Budowany od kilku miesięcy Nord Stream 2 jest wspólnym przedsięwzięciem rosyjskiego Gazpromu oraz pięciu zachodnich firm energetycznych - austriackiej OMV, niemieckich BASF-Wintershall i Uniper, francuskiej Engie i brytyjsko-holenderskiej Royal Dutch Shell. Gazociąg ma prowadzić po dnie Morza Bałtyckiego z Rosji do Niemiec, uzupełniając działający już Nord Stream.

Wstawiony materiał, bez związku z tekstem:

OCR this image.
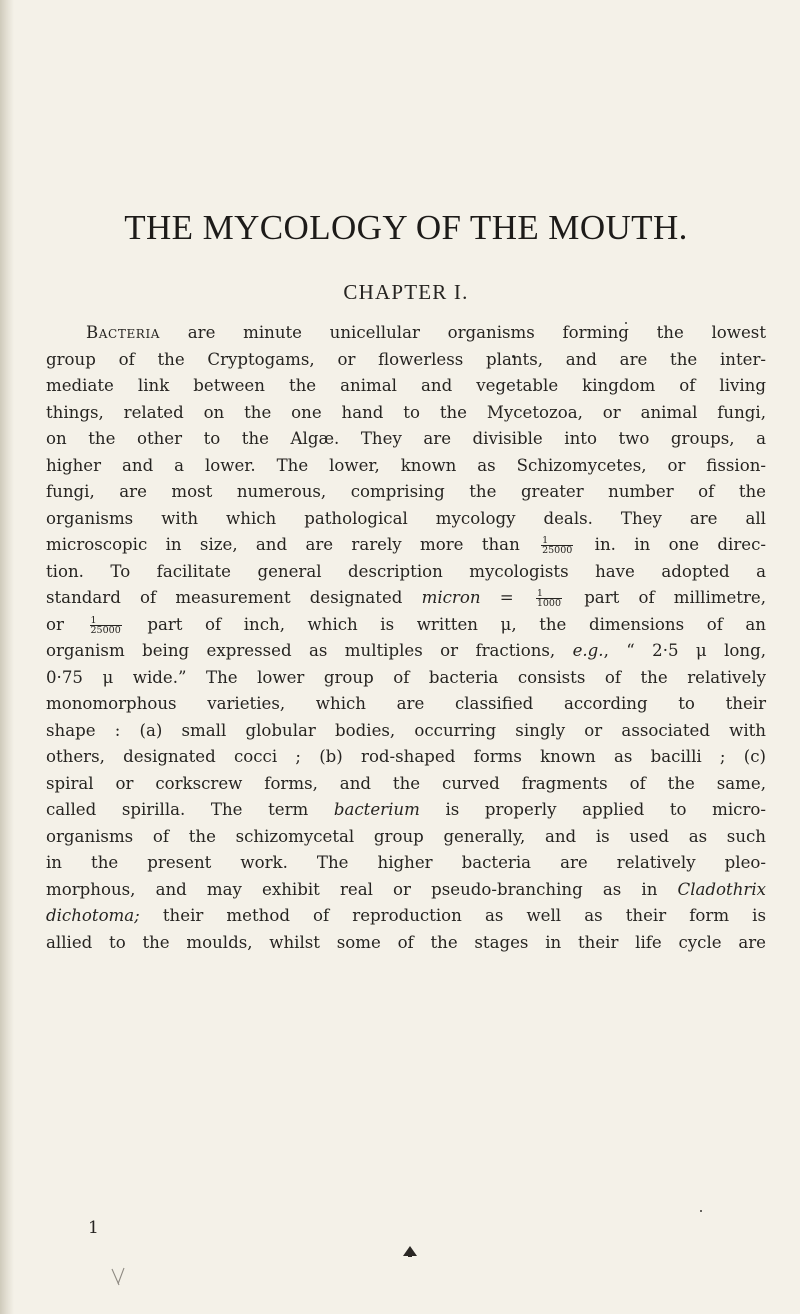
THE MYCOLOGY OF THE MOUTH.
CHAPTER I.
Bacteria are minute unicellular organisms forming the lowest
group of the Cryptogams, or flowerless plants, and are the inter-
mediate link between the animal and vegetable kingdom of living
things, related on the one hand to the Mycetozoa, or animal fungi,
on the other to the Algæ. They are divisible into two groups, a
higher and a lower. The lower, known as Schizomycetes, or fission-
fungi, are most numerous, comprising the greater number of the
organisms with which pathological mycology deals. They are all
microscopic in size, and are rarely more than $\frac{1}{25000}$ in. in one direc-
tion. To facilitate general description mycologists have adopted a
standard of measurement designated micron = $\frac{1}{1000}$ part of millimetre,
or	$\frac{1}{25000}$ part of inch, which is written μ, the dimensions of an
organism being expressed as multiples or fractions, e.g., “ 2·5 μ long,
0·75 μ wide.” The lower group of bacteria consists of the relatively
monomorphous varieties, which are classified according to their
shape : (a) small globular bodies, occurring singly or associated with
others, designated cocci ; (b) rod-shaped forms known as bacilli ; (c)
spiral or corkscrew forms, and the curved fragments of the same,
called spirilla. The term bacterium is properly applied to micro-
organisms of the schizomycetal group generally, and is used as such
in the present work. The higher bacteria are relatively pleo-
morphous, and may exhibit real or pseudo-branching as in Cladothrix
dichotoma; their method of reproduction as well as their form is
allied to the moulds, whilst some of the stages in their life cycle are
1
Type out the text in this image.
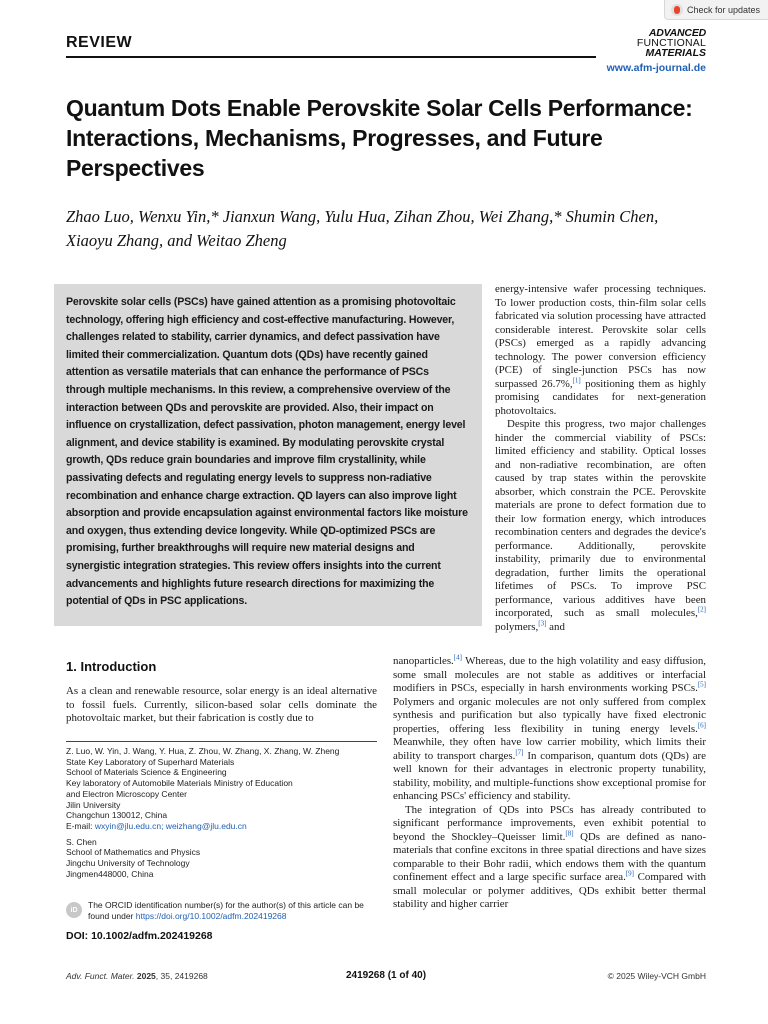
Check for updates
REVIEW
ADVANCED
FUNCTIONAL
MATERIALS
www.afm-journal.de
Quantum Dots Enable Perovskite Solar Cells Performance: Interactions, Mechanisms, Progresses, and Future Perspectives
Zhao Luo, Wenxu Yin,* Jianxun Wang, Yulu Hua, Zihan Zhou, Wei Zhang,* Shumin Chen, Xiaoyu Zhang, and Weitao Zheng

Perovskite solar cells (PSCs) have gained attention as a promising photovoltaic technology, offering high efficiency and cost-effective manufacturing. However, challenges related to stability, carrier dynamics, and defect passivation have limited their commercialization. Quantum dots (QDs) have recently gained attention as versatile materials that can enhance the performance of PSCs through multiple mechanisms. In this review, a comprehensive overview of the interaction between QDs and perovskite are provided. Also, their impact on influence on crystallization, defect passivation, photon management, energy level alignment, and device stability is examined. By modulating perovskite crystal growth, QDs reduce grain boundaries and improve film crystallinity, while passivating defects and regulating energy levels to suppress non-radiative recombination and enhance charge extraction. QD layers can also improve light absorption and provide encapsulation against environmental factors like moisture and oxygen, thus extending device longevity. While QD-optimized PSCs are promising, further breakthroughs will require new material designs and synergistic integration strategies. This review offers insights into the current advancements and highlights future research directions for maximizing the potential of QDs in PSC applications.

energy-intensive wafer processing techniques. To lower production costs, thin-film solar cells fabricated via solution processing have attracted considerable interest. Perovskite solar cells (PSCs) emerged as a rapidly advancing technology. The power conversion efficiency (PCE) of single-junction PSCs has now surpassed 26.7%,[1] positioning them as highly promising candidates for next-generation photovoltaics.

Despite this progress, two major challenges hinder the commercial viability of PSCs: limited efficiency and stability. Optical losses and non-radiative recombination, are often caused by trap states within the perovskite absorber, which constrain the PCE. Perovskite materials are prone to defect formation due to their low formation energy, which introduces recombination centers and degrades the device's performance. Additionally, perovskite instability, primarily due to environmental degradation, further limits the operational lifetimes of PSCs. To improve PSC performance, various additives have been incorporated, such as small molecules,[2] polymers,[3] and

1. Introduction

As a clean and renewable resource, solar energy is an ideal alternative to fossil fuels. Currently, silicon-based solar cells dominate the photovoltaic market, but their fabrication is costly due to

nanoparticles.[4] Whereas, due to the high volatility and easy diffusion, some small molecules are not stable as additives or interfacial modifiers in PSCs, especially in harsh environments working PSCs.[5] Polymers and organic molecules are not only suffered from complex synthesis and purification but also typically have fixed electronic properties, offering less flexibility in tuning energy levels.[6] Meanwhile, they often have low carrier mobility, which limits their ability to transport charges.[7] In comparison, quantum dots (QDs) are well known for their advantages in electronic property tunability, stability, mobility, and multiple-functions show exceptional promise for enhancing PSCs' efficiency and stability.

The integration of QDs into PSCs has already contributed to significant performance improvements, even exhibit potential to beyond the Shockley–Queisser limit.[8] QDs are defined as nano-materials that confine excitons in three spatial directions and have sizes comparable to their Bohr radii, which endows them with the quantum confinement effect and a large specific surface area.[9] Compared with small molecular or polymer additives, QDs exhibit better thermal stability and higher carrier

Z. Luo, W. Yin, J. Wang, Y. Hua, Z. Zhou, W. Zhang, X. Zhang, W. Zheng
State Key Laboratory of Superhard Materials
School of Materials Science & Engineering
Key laboratory of Automobile Materials Ministry of Education
and Electron Microscopy Center
Jilin University
Changchun 130012, China
E-mail: wxyin@jlu.edu.cn; weizhang@jlu.edu.cn
S. Chen
School of Mathematics and Physics
Jingchu University of Technology
Jingmen448000, China
iD	The ORCID identification number(s) for the author(s) of this article can be found under https://doi.org/10.1002/adfm.202419268
DOI: 10.1002/adfm.202419268
Adv. Funct. Mater. 2025, 35, 2419268	2419268 (1 of 40)	© 2025 Wiley-VCH GmbH
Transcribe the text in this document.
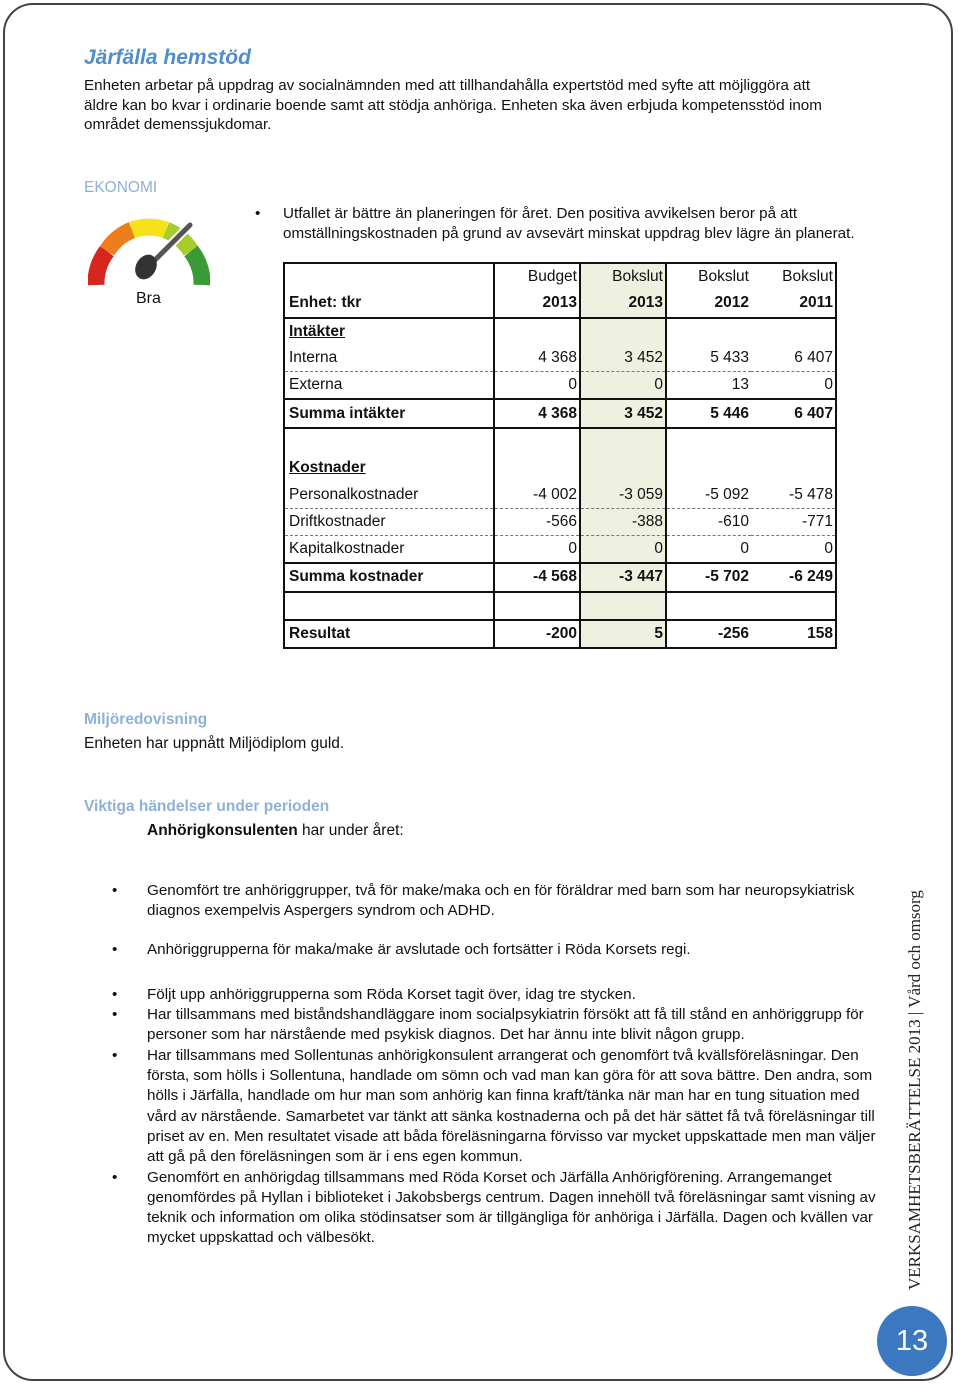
Järfälla hemstöd
Enheten arbetar på uppdrag av socialnämnden med att tillhandahålla expertstöd med syfte att möjliggöra att äldre kan bo kvar i ordinarie boende samt att stödja anhöriga. Enheten ska även erbjuda kompetensstöd inom området demenssjukdomar.
EKONOMI
Bra
• Utfallet är bättre än planeringen för året. Den positiva avvikelsen beror på att omställningskostnaden på grund av avsevärt minskat uppdrag blev lägre än planerat.
	Budget	Bokslut	Bokslut	Bokslut
Enhet: tkr	2013	2013	2012	2011
Intäkter				
Interna	4 368	3 452	5 433	6 407
Externa	0	0	13	0
Summa intäkter	4 368	3 452	5 446	6 407

Kostnader				
Personalkostnader	-4 002	-3 059	-5 092	-5 478
Driftkostnader	-566	-388	-610	-771
Kapitalkostnader	0	0	0	0
Summa kostnader	-4 568	-3 447	-5 702	-6 249

Resultat	-200	5	-256	158
Miljöredovisning
Enheten har uppnått Miljödiplom guld.
Viktiga händelser under perioden
Anhörigkonsulenten har under året:
• Genomfört tre anhöriggrupper, två för make/maka och en för föräldrar med barn som har neuropsykiatrisk diagnos exempelvis Aspergers syndrom och ADHD.
• Anhöriggrupperna för maka/make är avslutade och fortsätter i Röda Korsets regi.
• Följt upp anhöriggrupperna som Röda Korset tagit över, idag tre stycken.
• Har tillsammans med biståndshandläggare inom socialpsykiatrin försökt att få till stånd en anhöriggrupp för personer som har närstående med psykisk diagnos. Det har ännu inte blivit någon grupp.
• Har tillsammans med Sollentunas anhörigkonsulent arrangerat och genomfört två kvällsföreläsningar. Den första, som hölls i Sollentuna, handlade om sömn och vad man kan göra för att sova bättre. Den andra, som hölls i Järfälla, handlade om hur man som anhörig kan finna kraft/tänka när man har en tung situation med vård av närstående. Samarbetet var tänkt att sänka kostnaderna och på det här sättet få två föreläsningar till priset av en. Men resultatet visade att båda föreläsningarna förvisso var mycket uppskattade men man väljer att gå på den föreläsningen som är i ens egen kommun.
• Genomfört en anhörigdag tillsammans med Röda Korset och Järfälla Anhörigförening. Arrangemanget genomfördes på Hyllan i biblioteket i Jakobsbergs centrum. Dagen innehöll två föreläsningar samt visning av teknik och information om olika stödinsatser som är tillgängliga för anhöriga i Järfälla. Dagen och kvällen var mycket uppskattad och välbesökt.	VERKSAMHETSBERÄTTELSE 2013 | Vård och omsorg
13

Część państw UE, w tym Polska, ma zastrzeżenia do projektu, argumentując, że jeszcze bardziej uzależni on energetycznie państwa europejskie od Rosji, oraz że zniknie czynnik powstrzymujący ją przed jeszcze bardziej agresywnymi działaniami na Ukrainie.

Gazprom zapowiada, że po wybudowaniu Nord Stream 2 tranzyt przez Ukrainę może być utrzymany w "pewnej skali", przy czym strona ukraińska powinna uzasadnić "celowość ekonomiczną nowego kontraktu" tranzytowego.